JPMorgan and at least four other US banks were hacked this month, according to several reports on Wednesday. While cybersecurity experts and law enforcement continue to investigate the attacks, JPMorgan told the Wall Street Journal on Thursday that it hasn’t seen any “unusual fraud” and is taking “additional steps” to safeguard confidential information.
According to a report by the New York Times, hackers got into the banks’ networks, and were able to steal “gigabytes of data, including checking and savings account information, in what security experts described as a sophisticated cyberattack.
“We are working with the United States Secret Service to determine the scope of recently reported cyber attacks against several American financial institutions,” Federal Bureau of Investigation spokesman Joshua Campbell said in a statement late Wednesday. The NSA is also providing support.

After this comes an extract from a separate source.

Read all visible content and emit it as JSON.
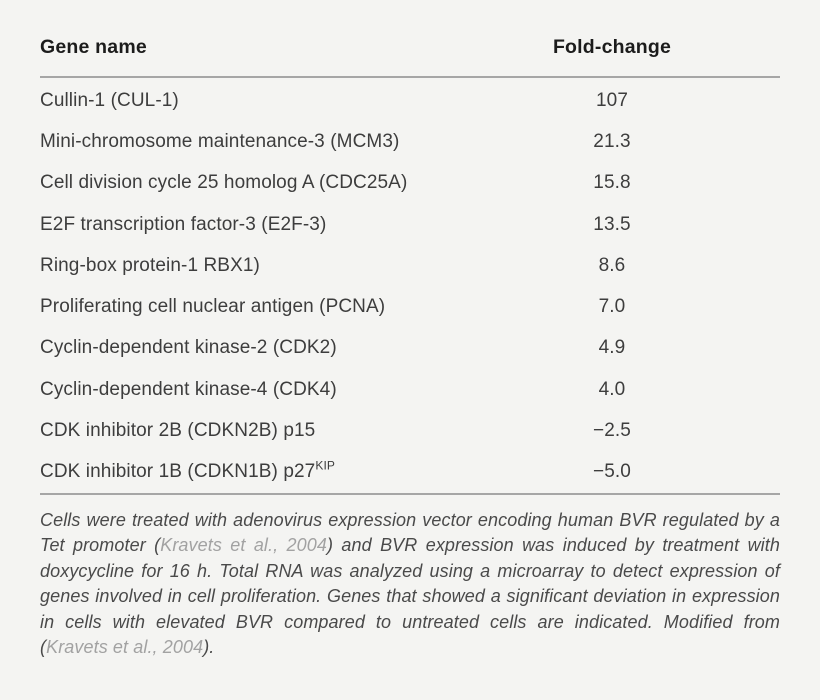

“Companies of our size unfortunately experience cyber attacks nearly every day. We have multiple, layers of defense to counteract any threats and constantly monitor fraud levels,” JPMorgan spokesman Brian Marchiony said in a statement. In a 2013 letter to shareholders, CEO Jamie Dimon wrote that JPMorgan spends about $200 million each year on cyber attack protection.
Unfortunately the US government often keeps cybersecurity threats it discovers a secret, which may make defense against attacks more difficult for the private sector.
Banks have been a strong target for hackers over the years, mostly motivated by financial theft. In 2012, a hacker leaked information about 79 banks in the US, UK and Canada. Citibank was hacked in 2011. In June, hackers stole 500,000 Euros from a European bank.
According to Bloomberg, citing two people familiar with the investigation, the attacks on Chase and others this month were perpetrated by Russian hackers.
“At least one of the banks has linked the breach to Russian state-sponsored hackers,” said one of the sources. The second source claimed that the FBI is investigating whether the attack could have been in retaliation to US-imposed sanctions on Russia. Russian involvement has yet to be confirmed by other sources.
A US official told Bloomberg that information gained during the attack could be used to drain funds. They also said European banks may be among the victims.
According to the Bloomberg report, the hackers used a zero-day flaw in at least one of the attacks. One security professional said the attack was “far beyond the capability of ordinary criminal hackers.” The sophistication and technology used in the attack could provide further evidence to indicate possible government involvement.